No tongue whatsoever until she flicked at the seam of his lips and tempted them open, and curled her tongue around his. And then he slanted his lips and deepened the kiss just a little. He tried to quieten her slick, darting tongue with the long slow slide of his as he learned her taste and committed it to memory. He tried to ignore just how well that smart mouth of hers matched his, but it fitted—it fitted so perfect and true that he lost himself for a moment, just surrendered all thought and took what he’d always wanted.
* * *
Lena couldn’t believe she’d forgotten this man’s kisses. Because they were everything she’d ever imagined kisses would be, from that first slow sweet slide to the all-consuming hunger that raced through her now.

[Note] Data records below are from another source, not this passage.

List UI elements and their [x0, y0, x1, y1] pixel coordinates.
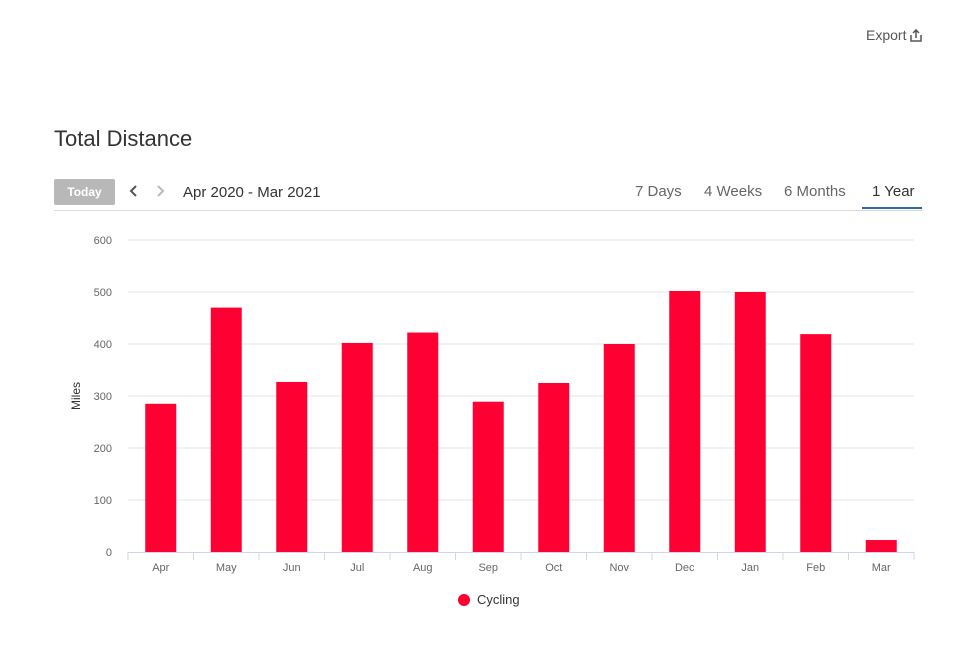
x-tick-label: Nov — [609, 562, 629, 574]
bar-jul — [341, 342, 373, 552]
y-tick-label: 400 — [94, 339, 112, 351]
y-tick-label: 0 — [106, 547, 112, 559]
export-button[interactable]: Export — [866, 27, 923, 43]
y-axis-title: Miles — [69, 382, 83, 410]
legend-swatch — [458, 593, 470, 606]
x-tick-label: Mar — [872, 562, 891, 574]
active-tab-underline — [862, 207, 922, 209]
x-tick-label: Apr — [152, 562, 169, 574]
toolbar: Today Apr 2020 - Mar 2021 7 Days 4 Weeks… — [54, 176, 922, 211]
bar-feb — [800, 334, 832, 552]
chevron-left-icon[interactable] — [126, 183, 142, 199]
x-tick-label: Aug — [413, 562, 433, 574]
x-tick-label: Sep — [478, 562, 498, 574]
export-icon — [910, 28, 923, 42]
bar-oct — [538, 383, 570, 552]
y-tick-label: 200 — [94, 443, 112, 455]
chevron-right-icon[interactable] — [152, 183, 168, 199]
tab-7-days[interactable]: 7 Days — [635, 183, 682, 200]
x-tick-label: Jan — [741, 562, 759, 574]
x-tick-label: Oct — [545, 562, 562, 574]
export-label: Export — [866, 27, 907, 43]
x-tick-label: Jun — [283, 562, 301, 574]
bar-nov — [603, 344, 635, 552]
bar-jun — [276, 381, 308, 552]
bar-jan — [734, 292, 766, 552]
tab-6-months[interactable]: 6 Months — [784, 183, 846, 200]
x-tick-label: Feb — [806, 562, 825, 574]
bar-dec — [669, 290, 701, 552]
y-tick-label: 300 — [94, 391, 112, 403]
bar-sep — [472, 401, 504, 552]
bar-mar — [865, 540, 897, 552]
today-button[interactable]: Today — [54, 179, 115, 205]
date-range-label: Apr 2020 - Mar 2021 — [183, 184, 321, 201]
x-tick-label: Dec — [675, 562, 695, 574]
x-tick-label: Jul — [350, 562, 364, 574]
tab-4-weeks[interactable]: 4 Weeks — [704, 183, 763, 200]
y-tick-label: 100 — [94, 495, 112, 507]
bar-may — [210, 307, 242, 552]
bar-aug — [407, 332, 439, 552]
page-title: Total Distance — [54, 126, 193, 151]
y-tick-label: 500 — [94, 287, 112, 299]
legend-label: Cycling — [477, 592, 520, 607]
legend-item-cycling[interactable]: Cycling — [458, 592, 520, 607]
bar-apr — [145, 403, 177, 552]
tab-1-year[interactable]: 1 Year — [872, 183, 915, 200]
y-tick-label: 600 — [94, 235, 112, 247]
x-tick-label: May — [216, 562, 237, 574]
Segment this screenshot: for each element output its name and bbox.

They’d done this before. How else could it be so perfect?
She’d known he was a big man—her memory might be faulty but there was nothing wrong with her eyes. What she hadn’t understood was how much she gloried in his size and all that ruthlessly controlled strength looming over her. So much of him to explore and she wrenched her lips away from that too knowing mouth and set lips and teeth to his jaw instead.